No obstante, Garvey desea fervientemente ganar este caso. En primer lugar, jamás ha perdido un caso que se haya juzgado frente un jurado, y le gustaría mantener impecable ese admirable historial. En segundo lugar, le gustaría vengar a Lena Lucas. Era una adicta a la cocaína y ayudaba a Frazier a traficar, pero, aun así, era una buena madre para sus hijas y nunca había hecho daño a nadie excepto a ella misma. Tanto las hijas de Lena como su hermana estaban programadas como testigos del Estado, y las tres están esperando con Garvey. El resto de la familia está ya dentro de la sala, pero antes, esa misma mañana, habían saludado a Garvey en el pasillo como si fuera Moisés bajando del Sinaí. Buena gente, piensa Garvey, sentado en el banco. Se merecen ganar.

El hombre del momento, Robert Frazier, ya está dentro de la sala, sentado en la mesa de la defensa junto a su abogado con una edición encuadernada en tapa dura del Nuevo Testamento frente a él, con un punto de libro de cartón metido en el Evangelio según San Lucas. Frazier lleva un traje oscuro de corte elegante y una camisa blanca nueva, pero de algún modo nada de ello enmascara realmente a qué se dedica. Justo antes de que entre el jurado, Frazier se estira, empuja hacia atrás la silla y bosteza como un hombre que se siente a gusto en aquel juzgado. Se vuelve para mirar a los miembros de la familia Lucas que están en la última fila, se queda contemplándolos un momento y luego se vuelve a girar hacia adelante.

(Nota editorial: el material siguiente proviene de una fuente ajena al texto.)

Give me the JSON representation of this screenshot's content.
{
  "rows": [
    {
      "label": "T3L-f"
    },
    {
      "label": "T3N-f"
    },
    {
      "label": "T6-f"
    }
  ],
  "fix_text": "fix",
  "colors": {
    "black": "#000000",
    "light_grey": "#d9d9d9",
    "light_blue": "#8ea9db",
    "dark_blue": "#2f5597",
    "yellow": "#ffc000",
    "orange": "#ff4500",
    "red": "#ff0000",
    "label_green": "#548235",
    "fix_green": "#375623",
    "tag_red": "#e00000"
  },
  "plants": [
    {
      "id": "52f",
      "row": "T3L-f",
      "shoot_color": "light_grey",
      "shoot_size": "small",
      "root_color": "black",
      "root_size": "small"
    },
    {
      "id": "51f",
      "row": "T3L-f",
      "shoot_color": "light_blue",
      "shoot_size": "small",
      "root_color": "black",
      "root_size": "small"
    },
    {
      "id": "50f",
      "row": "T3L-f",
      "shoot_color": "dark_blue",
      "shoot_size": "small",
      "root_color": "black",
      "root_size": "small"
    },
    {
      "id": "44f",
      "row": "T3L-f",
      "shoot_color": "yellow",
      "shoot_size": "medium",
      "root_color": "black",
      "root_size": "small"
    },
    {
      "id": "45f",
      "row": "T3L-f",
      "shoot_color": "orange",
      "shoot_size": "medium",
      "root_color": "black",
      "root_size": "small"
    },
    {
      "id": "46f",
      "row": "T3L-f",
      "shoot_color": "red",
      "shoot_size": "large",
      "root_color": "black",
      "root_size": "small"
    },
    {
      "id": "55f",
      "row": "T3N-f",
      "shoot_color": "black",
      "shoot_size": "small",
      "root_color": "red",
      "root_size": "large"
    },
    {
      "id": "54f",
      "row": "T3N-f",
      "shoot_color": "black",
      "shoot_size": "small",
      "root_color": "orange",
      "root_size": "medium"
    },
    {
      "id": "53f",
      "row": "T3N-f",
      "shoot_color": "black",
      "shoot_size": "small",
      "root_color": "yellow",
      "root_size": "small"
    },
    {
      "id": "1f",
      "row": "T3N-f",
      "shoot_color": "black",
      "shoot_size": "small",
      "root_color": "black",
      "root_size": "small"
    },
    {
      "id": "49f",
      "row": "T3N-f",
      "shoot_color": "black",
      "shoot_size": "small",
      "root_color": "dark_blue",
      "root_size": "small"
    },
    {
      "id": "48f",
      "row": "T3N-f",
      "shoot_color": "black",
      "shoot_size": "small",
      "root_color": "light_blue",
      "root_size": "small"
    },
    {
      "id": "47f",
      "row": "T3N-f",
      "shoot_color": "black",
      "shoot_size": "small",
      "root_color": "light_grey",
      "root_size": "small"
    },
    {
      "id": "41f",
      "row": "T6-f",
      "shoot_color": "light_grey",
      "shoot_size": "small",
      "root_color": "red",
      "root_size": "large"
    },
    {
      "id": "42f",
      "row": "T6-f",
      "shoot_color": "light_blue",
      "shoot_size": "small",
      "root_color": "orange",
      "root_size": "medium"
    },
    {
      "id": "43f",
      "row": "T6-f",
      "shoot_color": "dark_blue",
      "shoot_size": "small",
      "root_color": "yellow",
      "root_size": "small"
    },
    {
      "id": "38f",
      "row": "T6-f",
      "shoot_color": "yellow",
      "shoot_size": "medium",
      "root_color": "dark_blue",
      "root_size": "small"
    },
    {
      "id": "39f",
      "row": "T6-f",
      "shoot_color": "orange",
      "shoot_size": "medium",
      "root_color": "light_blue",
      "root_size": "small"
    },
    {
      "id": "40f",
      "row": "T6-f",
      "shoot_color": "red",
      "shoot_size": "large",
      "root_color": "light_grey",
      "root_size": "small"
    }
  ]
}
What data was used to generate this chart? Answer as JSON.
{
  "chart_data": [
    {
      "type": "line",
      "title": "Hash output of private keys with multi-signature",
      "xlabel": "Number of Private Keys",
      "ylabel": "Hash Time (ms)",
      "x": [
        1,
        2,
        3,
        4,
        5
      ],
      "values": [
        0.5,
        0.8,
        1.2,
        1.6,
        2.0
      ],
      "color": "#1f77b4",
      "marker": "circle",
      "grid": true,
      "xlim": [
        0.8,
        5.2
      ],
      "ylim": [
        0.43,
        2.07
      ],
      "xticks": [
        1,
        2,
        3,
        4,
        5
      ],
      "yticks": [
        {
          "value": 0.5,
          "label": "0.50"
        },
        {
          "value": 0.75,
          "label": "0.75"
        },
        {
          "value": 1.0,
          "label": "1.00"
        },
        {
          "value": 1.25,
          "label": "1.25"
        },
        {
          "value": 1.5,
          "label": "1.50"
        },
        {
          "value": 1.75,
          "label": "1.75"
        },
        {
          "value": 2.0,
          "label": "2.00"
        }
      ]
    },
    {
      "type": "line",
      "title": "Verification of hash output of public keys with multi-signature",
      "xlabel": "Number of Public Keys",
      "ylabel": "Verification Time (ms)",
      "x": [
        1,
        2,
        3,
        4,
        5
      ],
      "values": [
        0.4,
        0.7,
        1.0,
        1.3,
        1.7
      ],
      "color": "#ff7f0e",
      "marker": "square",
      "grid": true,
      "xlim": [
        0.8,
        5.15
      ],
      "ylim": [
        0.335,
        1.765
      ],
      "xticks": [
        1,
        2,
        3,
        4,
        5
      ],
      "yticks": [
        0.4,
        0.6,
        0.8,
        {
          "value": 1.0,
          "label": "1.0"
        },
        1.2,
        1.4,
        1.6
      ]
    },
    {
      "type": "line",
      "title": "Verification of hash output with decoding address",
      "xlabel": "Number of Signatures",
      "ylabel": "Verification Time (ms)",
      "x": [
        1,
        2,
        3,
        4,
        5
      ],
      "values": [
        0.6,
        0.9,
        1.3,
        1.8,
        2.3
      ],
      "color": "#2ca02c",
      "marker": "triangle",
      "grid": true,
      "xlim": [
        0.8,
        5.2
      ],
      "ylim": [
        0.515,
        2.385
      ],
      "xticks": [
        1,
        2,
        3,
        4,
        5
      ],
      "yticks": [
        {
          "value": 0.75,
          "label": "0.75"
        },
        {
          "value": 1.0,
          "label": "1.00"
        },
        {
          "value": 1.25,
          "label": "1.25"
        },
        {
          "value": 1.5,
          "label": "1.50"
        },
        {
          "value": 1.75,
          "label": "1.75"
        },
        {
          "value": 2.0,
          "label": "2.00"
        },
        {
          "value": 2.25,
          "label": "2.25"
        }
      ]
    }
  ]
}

Las mociones previas se dirimieron ayer por la mañana. Doan rechazó con éxito algunos intentos rutinarios de Paul Polansky, que intentó que la identificación que había hecho de su cliente la joven Romaine Jackson —que había visto a Frazier entrar en el edificio de Lena desde su ventana del tercer piso— fuera declarada inadmisible. Polansky afirmó que la foto de Frazier destacaba indebidamente en el conjunto que le mostraron a la chica porque estaba en la esquina superior izquierda y porque los otros hombres parecían más jóvenes y menos delgados. Gordy denegó esa moción, y también otra que pretendía anular la orden de registro que habían escrito Garvey y Donald Kincaid para el Chrysler de Frazier después de su arresto. Se habían encontrado balas del .38 en el maletero.